There is significant disagreement on this question by discipline. But I want to focus on the academic paper as a form of media—in this case, the genre of academic paper that proposes and provides an empirical test. Through this lens, we can see that a theory is “the words that come before the hypothesis”. A good theory is “words that come before the hypothesis of which the reviewers approve.”
But the *hypothesis* is often the crux of these papers, what guides us in understanding the empirical test. And what is a hypothesis?
A hypothesis is a sentence.
That is, a hypothesis is crucial bridge between the hundreds of words comprising the theory and the empirical operationalization of the stimuli. It is thus, from the perspective of information theory, a compression of that theory into a lower-dimensional space. The empirical test of the hypothesis is, analogously, a low-dimensional projection of the overflowing social reality of the phenomena of interest.
A fundamental weakness of the academic paper as media is that the textual medium is unable to communicate variations in dimensionality. A hypothesis is a sentence regardless of the dimensionality of the space in the theoretical world to which it refers.
Returning to the practice of in-line citations to illustrate the problem. The theory section contains claims followed by parenthetical citations. These claims and citations play a fundamentally binary function: paper shows X (XXXX), paper shows Y (YYYY). Within this space, the *amount of knowledge* contained within each of the papers thereby cited (or rather, perhaps, the amount of knowledge contained in the CSVs used to create those papers) is rendered artificially equivalent, 1 unit of knowledge a piece.
In-line citations, at present, are a serious but potentially fixable problem. And I am not drawing a strong distinction between linear text and printed graphs here. A picture speaks a thousand words, sure, and a well-designed graph kicks up the informational value maybe one more order of magnitude. Including graphs definitely increases the density of information in an academic paper.
The fundamental constraint is the rate at which the human brain can take in and process information. Try to conceive of the amount of information encoded in the 681 political ads tested in Hewitt et al—how many attributes of each video are there? How do each of the half million subjects understand these videos?

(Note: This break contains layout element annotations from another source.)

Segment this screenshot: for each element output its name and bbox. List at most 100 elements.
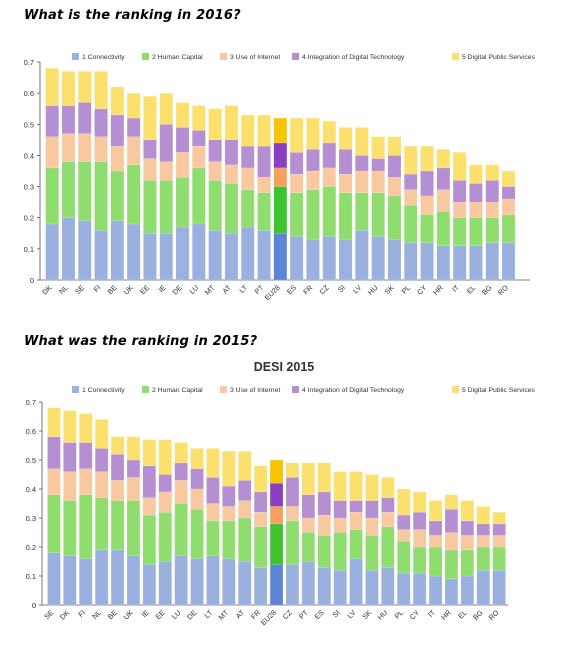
bar-ro-series-2 — [501, 214, 516, 243]
bar-hr-series-5 — [444, 494, 459, 510]
bar-be-series-3 — [110, 480, 125, 501]
legend-label-3: 3 Use of Internet — [230, 54, 280, 61]
x-tick-label: MT — [217, 608, 231, 622]
bar-uk-series-1 — [126, 223, 141, 281]
bar-hu-series-1 — [371, 236, 385, 281]
bar-dk-series-3 — [45, 136, 59, 169]
bar-si-series-4 — [333, 500, 347, 519]
x-tick-label: RO — [487, 608, 501, 622]
bar-cy-series-1 — [413, 572, 427, 606]
bar-el-series-5 — [469, 164, 483, 184]
bar-ro-series-3 — [492, 535, 506, 548]
bar-sk-series-4 — [365, 500, 379, 519]
bar-sk-series-5 — [365, 474, 379, 501]
bar-cz-series-2 — [322, 186, 337, 237]
bar-eu28-series-2 — [269, 523, 284, 565]
legend-swatch-1 — [72, 53, 79, 60]
bar-pt-series-4 — [257, 145, 271, 178]
bar-be-series-4 — [110, 114, 125, 147]
bar-ro-series-1 — [501, 242, 516, 281]
bar-mt-series-3 — [208, 161, 222, 181]
bar-hu-series-4 — [371, 158, 385, 172]
x-tick-label: BE — [106, 608, 119, 621]
x-tick-label: LV — [351, 283, 363, 295]
bar-nl-series-1 — [61, 217, 76, 281]
x-tick-label: SE — [73, 283, 86, 296]
bar-cz-series-1 — [285, 564, 300, 606]
heading-2015: What was the ranking in 2015? — [24, 334, 258, 349]
bar-si-series-1 — [333, 569, 347, 606]
bar-pt-series-5 — [301, 462, 315, 496]
x-tick-label: FI — [76, 608, 87, 619]
x-tick-label: SI — [336, 283, 347, 294]
bar-lu-series-3 — [192, 145, 206, 169]
bar-pt-series-4 — [301, 494, 315, 519]
bar-cz-series-3 — [285, 506, 300, 522]
bar-pt-series-2 — [257, 192, 271, 231]
bar-at-series-2 — [238, 517, 252, 562]
bar-fi-series-4 — [94, 108, 108, 137]
bar-cz-series-5 — [285, 462, 300, 478]
y-tick-label: 0.3 — [24, 183, 34, 192]
bar-es-series-2 — [317, 535, 331, 568]
bar-hr-series-2 — [436, 211, 451, 246]
legend-swatch-3 — [220, 53, 227, 60]
bar-si-series-4 — [338, 148, 353, 175]
bar-lu-series-3 — [174, 480, 188, 504]
bar-nl-series-2 — [61, 161, 76, 218]
bar-pl-series-1 — [397, 572, 411, 606]
bar-eu28-series-4 — [269, 482, 284, 507]
bar-lu-series-5 — [192, 105, 206, 131]
bar-el-series-5 — [460, 500, 474, 522]
bar-el-series-3 — [460, 535, 474, 551]
x-tick-label: HR — [439, 608, 453, 622]
bar-pl-series-3 — [397, 529, 411, 542]
bar-hr-series-1 — [444, 578, 459, 606]
bar-bg-series-1 — [476, 569, 490, 606]
x-tick-label: UK — [122, 283, 136, 297]
bar-it-series-3 — [452, 201, 467, 218]
x-tick-label: NL — [90, 608, 103, 621]
bar-se-series-2 — [47, 494, 61, 554]
bar-pl-series-2 — [404, 205, 418, 243]
bar-hu-series-5 — [381, 477, 395, 498]
legend-swatch-2 — [142, 386, 149, 393]
x-tick-label: PL — [393, 608, 406, 621]
bar-es-series-5 — [289, 117, 304, 153]
bar-lv-series-5 — [349, 471, 363, 501]
x-tick-label: LU — [187, 283, 200, 296]
y-tick-label: 0.5 — [24, 120, 34, 129]
bar-dk-series-1 — [63, 555, 77, 606]
bar-ro-series-3 — [501, 198, 516, 215]
bar-nl-series-3 — [61, 133, 76, 162]
bar-hu-series-5 — [371, 136, 385, 159]
bar-be-series-1 — [110, 220, 125, 281]
bar-cz-series-1 — [322, 236, 337, 281]
bar-it-series-5 — [452, 152, 467, 181]
bar-at-series-5 — [224, 105, 239, 141]
bar-hr-series-4 — [444, 509, 459, 533]
bar-at-series-1 — [238, 561, 252, 606]
bar-lv-series-2 — [349, 529, 363, 559]
bar-hr-series-2 — [444, 549, 459, 580]
x-tick-label: CY — [415, 283, 429, 297]
bar-de-series-3 — [175, 152, 190, 178]
x-tick-label: IT — [426, 608, 437, 619]
bar-hu-series-2 — [381, 526, 395, 568]
bar-fr-series-1 — [253, 567, 268, 606]
bar-ie-series-1 — [142, 564, 156, 606]
bar-dk-series-1 — [45, 223, 59, 281]
bar-lt-series-5 — [206, 448, 220, 478]
legend-label-1: 1 Connectivity — [82, 54, 125, 61]
bar-el-series-3 — [469, 201, 483, 218]
legend-swatch-3 — [220, 386, 227, 393]
bar-pl-series-3 — [404, 189, 418, 206]
bar-dk-series-3 — [63, 471, 77, 501]
bar-de-series-5 — [175, 102, 190, 128]
bar-cy-series-1 — [420, 242, 434, 281]
legend-swatch-2 — [142, 53, 149, 60]
x-tick-label: AT — [220, 283, 233, 296]
bar-fr-series-5 — [306, 117, 320, 150]
bar-bg-series-1 — [485, 242, 500, 281]
bar-sk-series-1 — [365, 569, 379, 606]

These are all “bundled treatments,” in the language of the potential outcomes framework. Research on “latent treatments” from high-dimensional stimuli suggests that it is difficult for academics to identify what exactly is being manipulated in, say, an group of real-world political ads.

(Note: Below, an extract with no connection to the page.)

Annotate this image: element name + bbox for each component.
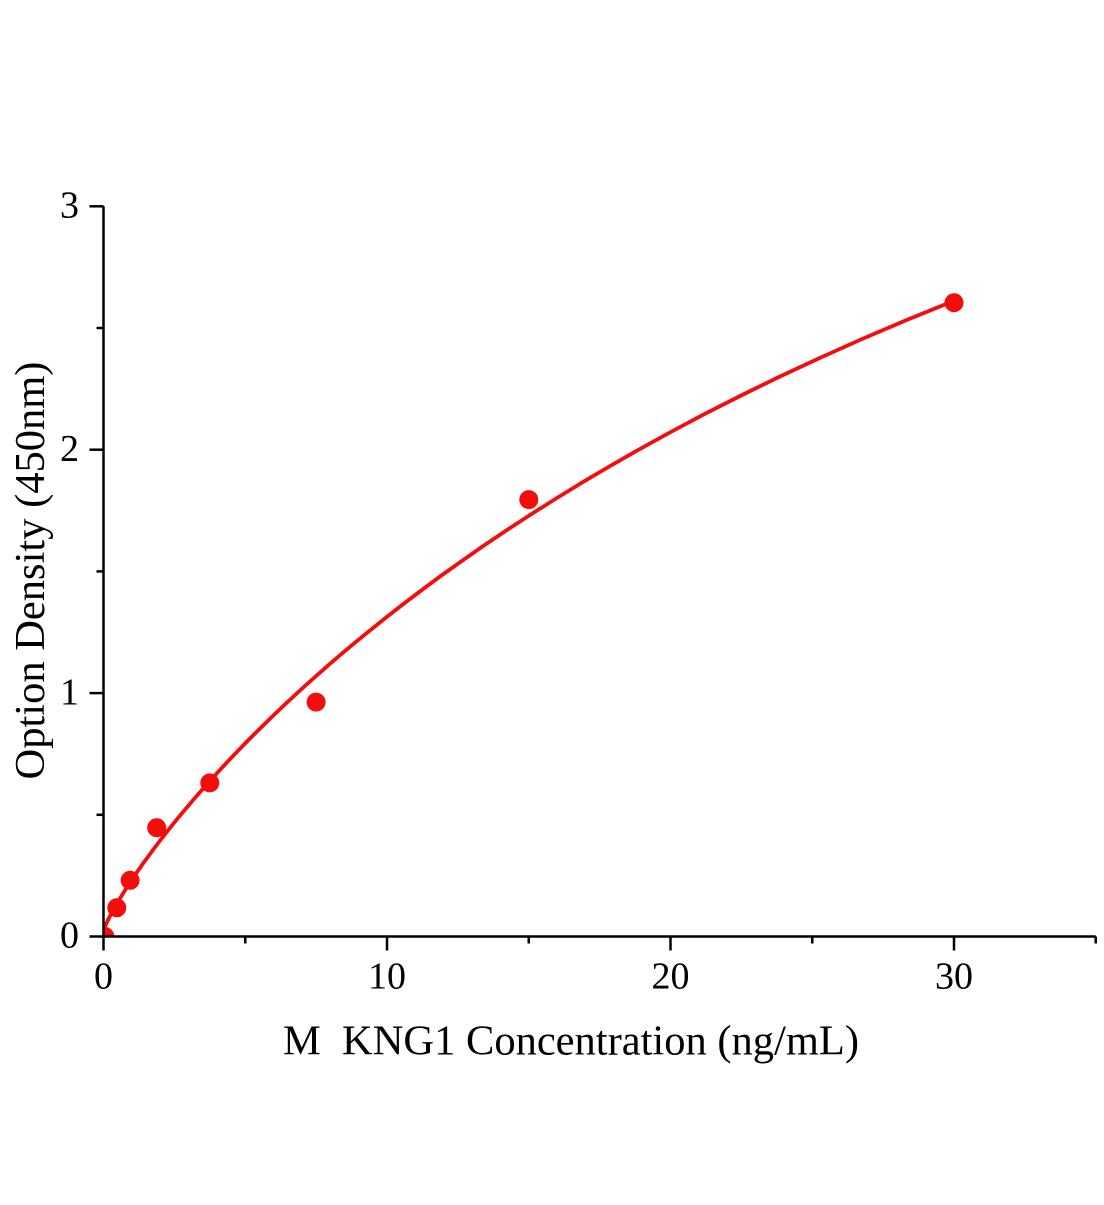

The standard scientific method involves human “translators” at every stage in the process. Take the ads, code them on theoretically relevant dimensions, write a paper that summarizes the ads and findings within this low-dimensional “theory space”, humans read the paper, cogitate, test new ads / develop new theories.
Each of these acts of translation is prone to error, is an expensive use of highly educated human labor, and is limited by human cognitive and perceptive constraints.

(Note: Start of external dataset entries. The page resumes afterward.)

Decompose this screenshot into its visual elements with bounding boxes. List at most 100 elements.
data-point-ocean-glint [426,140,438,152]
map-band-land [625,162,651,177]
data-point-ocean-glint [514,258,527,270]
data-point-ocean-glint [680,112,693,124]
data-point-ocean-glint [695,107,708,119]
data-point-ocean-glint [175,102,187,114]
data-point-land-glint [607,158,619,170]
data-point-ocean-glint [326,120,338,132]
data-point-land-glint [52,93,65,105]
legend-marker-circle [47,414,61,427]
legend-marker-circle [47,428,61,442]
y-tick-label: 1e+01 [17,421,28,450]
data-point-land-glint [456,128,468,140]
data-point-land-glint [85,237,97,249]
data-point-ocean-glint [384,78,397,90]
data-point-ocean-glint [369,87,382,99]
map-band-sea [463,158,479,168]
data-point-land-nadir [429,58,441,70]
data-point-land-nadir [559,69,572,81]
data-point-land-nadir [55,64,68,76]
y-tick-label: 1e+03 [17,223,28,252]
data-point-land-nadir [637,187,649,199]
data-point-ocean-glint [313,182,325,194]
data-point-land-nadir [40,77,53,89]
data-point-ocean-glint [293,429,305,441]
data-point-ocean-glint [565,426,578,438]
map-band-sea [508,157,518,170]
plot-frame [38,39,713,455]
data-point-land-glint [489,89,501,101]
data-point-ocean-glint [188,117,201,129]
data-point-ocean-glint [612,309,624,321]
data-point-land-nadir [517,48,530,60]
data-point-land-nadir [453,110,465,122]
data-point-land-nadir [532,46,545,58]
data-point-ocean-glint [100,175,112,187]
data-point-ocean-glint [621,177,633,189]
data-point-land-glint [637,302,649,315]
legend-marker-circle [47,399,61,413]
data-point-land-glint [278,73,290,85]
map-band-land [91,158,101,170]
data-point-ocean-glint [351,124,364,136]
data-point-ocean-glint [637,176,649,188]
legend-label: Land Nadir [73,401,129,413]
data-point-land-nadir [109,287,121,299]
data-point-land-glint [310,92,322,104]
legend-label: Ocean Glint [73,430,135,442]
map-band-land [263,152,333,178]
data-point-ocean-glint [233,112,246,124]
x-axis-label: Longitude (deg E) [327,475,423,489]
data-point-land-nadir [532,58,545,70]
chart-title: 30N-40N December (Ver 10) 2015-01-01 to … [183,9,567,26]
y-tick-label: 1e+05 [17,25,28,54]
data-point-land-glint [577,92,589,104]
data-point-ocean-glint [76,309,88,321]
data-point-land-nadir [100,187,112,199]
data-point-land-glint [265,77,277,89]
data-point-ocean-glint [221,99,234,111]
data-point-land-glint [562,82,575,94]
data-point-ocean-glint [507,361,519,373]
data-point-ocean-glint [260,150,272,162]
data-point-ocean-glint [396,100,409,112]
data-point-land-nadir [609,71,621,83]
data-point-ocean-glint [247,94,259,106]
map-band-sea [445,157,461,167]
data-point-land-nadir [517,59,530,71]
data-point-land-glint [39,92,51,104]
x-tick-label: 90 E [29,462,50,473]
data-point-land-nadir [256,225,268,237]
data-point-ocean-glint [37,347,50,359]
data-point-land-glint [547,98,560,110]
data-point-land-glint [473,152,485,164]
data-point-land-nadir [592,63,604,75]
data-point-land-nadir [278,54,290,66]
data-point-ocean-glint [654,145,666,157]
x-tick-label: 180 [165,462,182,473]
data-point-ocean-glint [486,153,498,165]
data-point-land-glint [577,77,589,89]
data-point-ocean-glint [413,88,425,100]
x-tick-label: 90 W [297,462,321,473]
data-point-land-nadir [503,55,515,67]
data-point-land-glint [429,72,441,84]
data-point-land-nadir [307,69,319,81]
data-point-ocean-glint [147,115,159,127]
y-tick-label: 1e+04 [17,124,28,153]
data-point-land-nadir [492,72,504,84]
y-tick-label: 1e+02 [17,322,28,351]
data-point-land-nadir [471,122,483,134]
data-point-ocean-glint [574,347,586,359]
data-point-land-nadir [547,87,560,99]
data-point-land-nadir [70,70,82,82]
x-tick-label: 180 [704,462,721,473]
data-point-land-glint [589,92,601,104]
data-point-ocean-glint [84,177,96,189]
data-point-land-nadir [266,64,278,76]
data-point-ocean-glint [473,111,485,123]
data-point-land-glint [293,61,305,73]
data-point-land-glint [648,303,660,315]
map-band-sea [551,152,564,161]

Here, then, is the reason I find the adaptive experimental approach so interesting from the perspective of Metascience: the machine learning algorithm is able to extract high-dimensional knowledge directly from the stimulus/subject interaction and then design and execute “the next experiment” (that is, a refined distribution of the original stimuli) without requiring a detour through human-readable theory.
To conclude, let me try a few formulations of a key question:
How much of the variance in the high-dimensional world of real human behavior is it possible to explain in a sentence?
What is the highest-dimensional treatment for which there is minimal treatment effect heterogeneity?
Given the answer to these questions, then, how should we organize social science?